Monoclonal antibodies (MAbs) directed against two phenotypically distinct ovine lentivirus (OvLV) strains were generated by fusion of BALB/c SP2/0-Ag 14 myeloma cells with spleen cells from mice immunized with purified OvLV. Hybridomas were selected by indirect enzyme-linked immunosorbent assay (ELISA) and analysis of reactivity on immunoblots. The majority (17 of 21) of the MAbs recognized the gag-encoded capsid protein, CA p27, of both strains. Four other MAbs recognized a smaller structural protein, presumably a matrix protein, MA p17. Three distinct epitopes on CA p27 and one on MA p17 were distinguished by the MAbs with competition ELISA. MAbs from each epitope group were able to recognize 17 North American field isolates of OvLV and the closely related caprine arthritis-encephalitis virus (CAEV). Analysis of the data indicated that these epitopes were highly conserved among naturally occurring isolates. A representative MAb from each epitope group of anti-CA p27 MAbs reacted with four field strains of OvLV and CAEV on immunoblots. An anti-MA p17 MAb recognized the same OvLV strains on immunoblots but failed to recognize CAEV. MAbs which recognize conserved epitopes of gag-encoded lentivirus proteins (CA p27 and MA p17) are valuable tools. These MAbs can be used to develop sensitive diagnostic assays and to study the pathogenesis of lentivirus infections in sheep and goats.

Inactivated simian immunodeficiency virus vaccine failed to protect rhesus macaques from intravenous or genital mucosal infection but delayed disease in intravenously exposed animals

Eight rhesus macaques were immunized four times over a period of 8 months with a psoralen-UV-light-inactivated whole simian immunodeficiency virus vaccine adjuvanted with threonyl muramyl dipeptide.

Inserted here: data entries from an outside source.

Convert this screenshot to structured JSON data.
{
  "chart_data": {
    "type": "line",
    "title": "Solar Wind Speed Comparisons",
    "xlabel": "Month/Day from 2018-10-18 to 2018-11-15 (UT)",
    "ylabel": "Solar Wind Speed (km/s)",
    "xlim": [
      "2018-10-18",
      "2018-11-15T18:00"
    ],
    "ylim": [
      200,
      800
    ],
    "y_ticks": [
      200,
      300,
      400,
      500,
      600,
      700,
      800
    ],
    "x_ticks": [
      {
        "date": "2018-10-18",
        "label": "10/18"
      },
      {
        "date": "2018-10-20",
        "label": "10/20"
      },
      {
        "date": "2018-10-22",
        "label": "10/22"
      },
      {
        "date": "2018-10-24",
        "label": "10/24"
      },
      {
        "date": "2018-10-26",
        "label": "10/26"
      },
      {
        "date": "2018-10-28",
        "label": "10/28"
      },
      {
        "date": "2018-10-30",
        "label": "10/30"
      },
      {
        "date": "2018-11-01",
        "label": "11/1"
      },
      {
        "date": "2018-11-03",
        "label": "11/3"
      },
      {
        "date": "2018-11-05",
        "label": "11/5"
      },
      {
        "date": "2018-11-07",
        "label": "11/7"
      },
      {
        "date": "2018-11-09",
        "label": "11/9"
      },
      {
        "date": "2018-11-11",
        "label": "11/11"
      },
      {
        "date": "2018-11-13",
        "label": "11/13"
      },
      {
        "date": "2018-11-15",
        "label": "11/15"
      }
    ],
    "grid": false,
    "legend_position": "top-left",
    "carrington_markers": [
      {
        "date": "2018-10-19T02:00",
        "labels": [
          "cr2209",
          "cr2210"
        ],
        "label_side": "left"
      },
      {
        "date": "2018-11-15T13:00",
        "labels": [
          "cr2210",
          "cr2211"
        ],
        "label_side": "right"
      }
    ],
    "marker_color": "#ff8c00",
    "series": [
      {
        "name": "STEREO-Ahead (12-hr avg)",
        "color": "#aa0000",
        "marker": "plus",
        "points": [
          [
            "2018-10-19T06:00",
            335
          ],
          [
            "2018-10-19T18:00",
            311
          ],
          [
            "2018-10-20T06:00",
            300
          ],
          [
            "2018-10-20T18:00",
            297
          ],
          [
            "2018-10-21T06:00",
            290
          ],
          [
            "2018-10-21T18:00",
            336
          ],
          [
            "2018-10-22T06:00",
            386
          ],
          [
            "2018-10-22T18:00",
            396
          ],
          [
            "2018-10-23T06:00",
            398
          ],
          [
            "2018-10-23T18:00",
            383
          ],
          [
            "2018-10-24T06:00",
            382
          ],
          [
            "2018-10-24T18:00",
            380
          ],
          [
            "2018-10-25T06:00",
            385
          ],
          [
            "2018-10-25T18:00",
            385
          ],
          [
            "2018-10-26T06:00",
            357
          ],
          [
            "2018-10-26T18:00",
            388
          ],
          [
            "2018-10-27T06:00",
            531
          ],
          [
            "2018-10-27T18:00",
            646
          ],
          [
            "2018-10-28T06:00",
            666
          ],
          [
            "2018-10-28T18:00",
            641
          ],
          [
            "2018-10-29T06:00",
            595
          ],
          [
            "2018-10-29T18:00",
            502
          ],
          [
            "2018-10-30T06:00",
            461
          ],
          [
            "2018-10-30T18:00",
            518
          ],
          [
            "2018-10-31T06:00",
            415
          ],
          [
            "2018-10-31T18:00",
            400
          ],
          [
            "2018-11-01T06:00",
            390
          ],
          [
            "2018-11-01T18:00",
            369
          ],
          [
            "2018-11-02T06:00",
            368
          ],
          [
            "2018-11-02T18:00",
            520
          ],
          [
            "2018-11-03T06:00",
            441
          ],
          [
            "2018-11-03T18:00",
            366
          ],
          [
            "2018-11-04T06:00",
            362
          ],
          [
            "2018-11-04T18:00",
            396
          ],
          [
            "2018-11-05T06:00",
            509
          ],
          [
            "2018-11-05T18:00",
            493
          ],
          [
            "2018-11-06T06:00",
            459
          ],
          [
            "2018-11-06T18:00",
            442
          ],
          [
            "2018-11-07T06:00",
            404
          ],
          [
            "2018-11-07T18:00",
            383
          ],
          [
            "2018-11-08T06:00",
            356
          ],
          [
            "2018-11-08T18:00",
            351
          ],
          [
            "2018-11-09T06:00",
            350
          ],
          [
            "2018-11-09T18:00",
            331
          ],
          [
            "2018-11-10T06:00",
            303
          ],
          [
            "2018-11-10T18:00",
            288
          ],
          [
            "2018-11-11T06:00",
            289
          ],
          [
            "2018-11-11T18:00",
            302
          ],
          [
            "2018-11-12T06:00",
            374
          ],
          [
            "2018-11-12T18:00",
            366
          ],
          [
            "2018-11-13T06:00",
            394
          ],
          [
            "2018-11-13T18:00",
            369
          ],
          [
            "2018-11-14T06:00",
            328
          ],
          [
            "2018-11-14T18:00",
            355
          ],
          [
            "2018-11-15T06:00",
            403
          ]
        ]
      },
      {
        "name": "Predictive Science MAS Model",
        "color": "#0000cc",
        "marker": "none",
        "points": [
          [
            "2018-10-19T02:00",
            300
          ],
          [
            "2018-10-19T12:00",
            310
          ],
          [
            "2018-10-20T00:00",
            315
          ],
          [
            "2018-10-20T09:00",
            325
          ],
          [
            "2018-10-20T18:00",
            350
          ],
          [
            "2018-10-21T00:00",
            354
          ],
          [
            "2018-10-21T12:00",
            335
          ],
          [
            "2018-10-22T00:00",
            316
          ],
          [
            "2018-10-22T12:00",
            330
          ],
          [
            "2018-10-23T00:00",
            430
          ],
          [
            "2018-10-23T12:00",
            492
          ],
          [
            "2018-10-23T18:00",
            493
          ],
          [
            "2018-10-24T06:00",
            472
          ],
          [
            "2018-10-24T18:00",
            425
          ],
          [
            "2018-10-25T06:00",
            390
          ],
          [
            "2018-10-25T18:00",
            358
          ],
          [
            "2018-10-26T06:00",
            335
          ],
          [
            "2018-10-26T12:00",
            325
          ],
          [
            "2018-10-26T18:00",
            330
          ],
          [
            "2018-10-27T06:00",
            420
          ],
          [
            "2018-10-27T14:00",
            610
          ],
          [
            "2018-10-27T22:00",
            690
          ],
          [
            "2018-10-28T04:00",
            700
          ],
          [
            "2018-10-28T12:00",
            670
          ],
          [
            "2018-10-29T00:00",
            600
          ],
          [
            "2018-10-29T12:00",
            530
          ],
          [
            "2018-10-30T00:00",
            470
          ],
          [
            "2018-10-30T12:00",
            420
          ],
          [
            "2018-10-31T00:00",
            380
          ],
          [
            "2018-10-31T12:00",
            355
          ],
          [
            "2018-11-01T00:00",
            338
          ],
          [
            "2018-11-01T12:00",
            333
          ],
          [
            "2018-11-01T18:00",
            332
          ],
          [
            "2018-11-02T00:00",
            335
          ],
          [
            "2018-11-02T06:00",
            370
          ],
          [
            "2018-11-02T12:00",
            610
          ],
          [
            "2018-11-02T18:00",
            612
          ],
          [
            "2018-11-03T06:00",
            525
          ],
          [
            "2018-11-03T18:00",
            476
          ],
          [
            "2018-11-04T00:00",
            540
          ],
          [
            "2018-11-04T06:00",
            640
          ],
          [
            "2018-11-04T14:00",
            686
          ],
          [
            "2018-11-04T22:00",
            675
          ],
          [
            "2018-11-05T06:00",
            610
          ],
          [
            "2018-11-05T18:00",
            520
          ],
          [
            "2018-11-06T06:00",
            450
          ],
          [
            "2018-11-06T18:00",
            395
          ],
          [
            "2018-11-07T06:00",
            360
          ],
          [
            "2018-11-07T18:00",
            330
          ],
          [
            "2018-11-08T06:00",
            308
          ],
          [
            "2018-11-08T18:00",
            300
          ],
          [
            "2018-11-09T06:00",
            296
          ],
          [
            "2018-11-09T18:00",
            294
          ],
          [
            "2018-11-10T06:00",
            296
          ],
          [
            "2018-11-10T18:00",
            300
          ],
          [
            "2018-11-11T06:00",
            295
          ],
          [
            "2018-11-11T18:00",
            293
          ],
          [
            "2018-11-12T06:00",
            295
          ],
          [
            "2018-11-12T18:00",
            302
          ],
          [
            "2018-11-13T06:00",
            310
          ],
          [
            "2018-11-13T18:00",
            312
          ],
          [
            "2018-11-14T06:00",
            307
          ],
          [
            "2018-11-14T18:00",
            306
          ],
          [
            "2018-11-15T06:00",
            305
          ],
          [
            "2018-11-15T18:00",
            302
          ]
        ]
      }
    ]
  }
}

Eight unvaccinated control animals received adjuvant alone. Only the vaccinated animals made antibodies before challenge exposure to the viral core and envelope as determined by Western blotting (immunoblotting) and virus-neutralizing antibodies. Ten days after the final immunization, one-half of the vaccinated and nonvaccinated monkeys were challenged exposed intravenously (i.v.) and one-half were challenge exposed via the genital mucosa with virulent simian immunodeficiency virus. All of the nonvaccinated control monkeys became persistently infected. In spite of preexisting neutralizing antibodies and an anamnestic antibody response, all of the immunized monkeys also became persistently infected. However, there was evidence that the clinical course in immunized i.v. infected animals was delayed. All four mock-vaccinated i.v. challenge-exposed animals died with disease from 3 to 9 months postchallenge. In contrast, only one of four vaccinated i.v. challenge-exposed monkeys had died by 11 months postchallenge.